Les chantiers de retrait d’amiante sont aujourd’hui des plus réglementés quant au niveau d’exposition des travailleurs. La réglementation sera encore durcie au 1er juillet 2015. En effet, la valeur limite d’exposition professionnelle (VLEP) descendra à une concentration moyenne en fibres d’amiante, sur huit heures de travail, ne dépassant pas dix fibres par litre. D’ici cette date, la VLEP est fixée à une concentration de cent fibres par litre en moyenne sur huit heures de travail. Dans le cadre de l’évaluation des risques, l’employeur doit estimer le niveau d’empoussièrement pour les différents processus de travail du chantier sur un classement à 3 niveaux. Les 3 niveaux d’empoussièrement réglementaires sont :
  • Niveau 1 : concentration inférieure VLEP (100 F/L actuellement en vigueur)
  • Niveau 2 : concentration comprise entre la VLEP et 60 fois la VLEP
  • Niveau 3 : concentration comprise entre 60 VLEP et 250 la VLEP
Les obligations de l’employeur sont désormais proportionnées en fonction des mesures d’empoussièrement résultant des processus d’intervention mis en œuvre. Sont alors définis les règles techniques, le choix et les conditions d’utilisation, d’entretien et de vérification des moyens de prévention collectifs (MPC) et des équipements de protection individuelle (EPI) à mettre en œuvre et en particulier les appareils de protection respiratoire (APR) adaptés aux niveaux d’empoussièrement sur les chantiers. Pendant la phase de préparation de l’opération, l’employeur met en place des Moyens de Protection Collective (MPC) adaptés, les maintient en état et les renouvelle autant que nécessaire pour garantir un niveau d’empoussièrement le plus bas possible et inférieur ou égale à celui indiqué dans le Document Unique (DU). Les MPC comprennent notamment l’aspiration des poussières à la source d’émission, l’abattage des poussières, la sédimentation des fibres en suspension dans l’air, le calfeutrement des zones de travail, le confinement zones pollués associé à une mise en dépression et la création d’un flux d’air balayant la zone, la décontamination des personnes, des outils et matériels et des déchets emballés. L’Arrêté du 8 avril 2013 définit les règles techniques, mesures de prévention et moyens de protection collective à mettre en œuvre par les entreprises lors d’opérations comportant un risque d’exposition à l’amiante (JO 17 avril 2013). L’employeur met à disposition, maintient en l’état et renouvelle autant que nécessaire les Equipements de Protection Individuelle (EPI) des salariés, qui se composent :
  • de vêtements de protection à usage unique avec capuche de type 5, fermés au cou, aux poignets et aux chevilles,
  • de gants étanches aux particules et compatibles avec l’activité exercée,
  • de chaussures ou bottes décontaminables ou des surchaussures à usage unique,
  • en fonction de l’évaluation des risques, d’un appareil de protection respiratoire.
L’Arrêté du 7 mars 2013 définit les modalités relatives au choix, à l’entretien et à la vérification des équipements de protection individuelle utilisés lors d’opérations comportant un risque d’exposition à l’amiante (JO 14 mars 2013).

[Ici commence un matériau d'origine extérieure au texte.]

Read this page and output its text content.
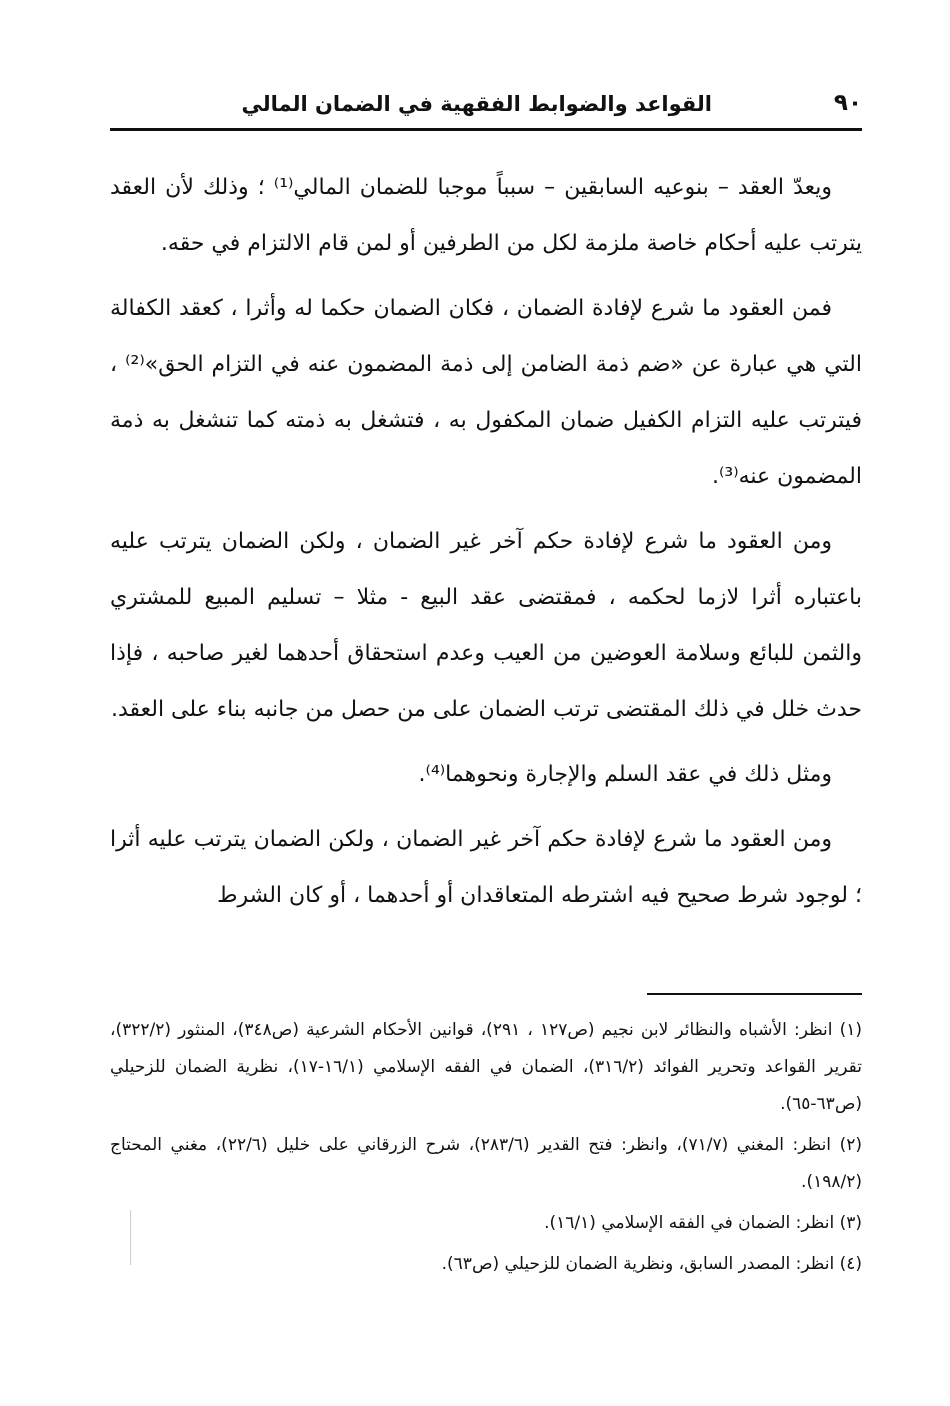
٩٠
القواعد والضوابط الفقهية في الضمان المالي

ويعدّ العقد – بنوعيه السابقين – سبباً موجبا للضمان المالي⁽¹⁾ ؛ وذلك لأن العقد يترتب عليه أحكام خاصة ملزمة لكل من الطرفين أو لمن قام الالتزام في حقه.

فمن العقود ما شرع لإفادة الضمان ، فكان الضمان حكما له وأثرا ، كعقد الكفالة التي هي عبارة عن «ضم ذمة الضامن إلى ذمة المضمون عنه في التزام الحق»⁽²⁾ ، فيترتب عليه التزام الكفيل ضمان المكفول به ، فتشغل به ذمته كما تنشغل به ذمة المضمون عنه⁽³⁾.

ومن العقود ما شرع لإفادة حكم آخر غير الضمان ، ولكن الضمان يترتب عليه باعتباره أثرا لازما لحكمه ، فمقتضى عقد البيع - مثلا – تسليم المبيع للمشتري والثمن للبائع وسلامة العوضين من العيب وعدم استحقاق أحدهما لغير صاحبه ، فإذا حدث خلل في ذلك المقتضى ترتب الضمان على من حصل من جانبه بناء على العقد.

ومثل ذلك في عقد السلم والإجارة ونحوهما⁽⁴⁾.

ومن العقود ما شرع لإفادة حكم آخر غير الضمان ، ولكن الضمان يترتب عليه أثرا ؛ لوجود شرط صحيح فيه اشترطه المتعاقدان أو أحدهما ، أو كان الشرط

(١) انظر: الأشباه والنظائر لابن نجيم (ص١٢٧ ، ٢٩١)، قوانين الأحكام الشرعية (ص٣٤٨)، المنثور (٣٢٢/٢)، تقرير القواعد وتحرير الفوائد (٣١٦/٢)، الضمان في الفقه الإسلامي (١٦/١-١٧)، نظرية الضمان للزحيلي (ص٦٣-٦٥).

(٢) انظر: المغني (٧١/٧)، وانظر: فتح القدير (٢٨٣/٦)، شرح الزرقاني على خليل (٢٢/٦)، مغني المحتاج (١٩٨/٢).

(٣) انظر: الضمان في الفقه الإسلامي (١٦/١).

(٤) انظر: المصدر السابق، ونظرية الضمان للزحيلي (ص٦٣).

Maître d’Ouvrage – Donneur d’ordre et propriétaire

  • Il assure la prévention
  •  
  • Obligation de prévention selon le Code du Travail, le Code de la Santé public et le Code de l’Environnement
  • Donne mission et mandate un opérateur de repérage lequel doit préparer un rapport de repérage (diagnostic, mission de repérage avant travaux)
  • Fournit les moyens et autorité au coordonnateur SPS, il contrôle sa mission et assure l’interaction et la coopération entre le Maître d’œuvre et le Coordonateur SPS.

Maître d’œuvre

  • Il coordonne le chantier
  • Définit les choix techniques et établit le DCE (Dossier de Consultation des Entreprises) et le CCTP (Cahier des Clauses Techniques Particulières) (y compris concernant l’amiante)
  • Il assure la prévention en collaboration avec le coordonateur SPS et les entreprises intervenantes.

Coordonateur SPS

  • Demande, Analyse et Critique l’évaluation des risques
  • Vérifie la cohérence entre le rapport de repérage et le CCTP
  • Établit le PGC (Plan Général de Coordination)
    Organise, gère et supervise une visite de chantier avec les différentes entreprises.

Entreprise Intervenante ou utilisatrice réalisant les travaux

  • Prépare et Édite le Plan de Retrait
  • Analyse et Améliore le processus d’Evaluation des Risques et le complète au besoin.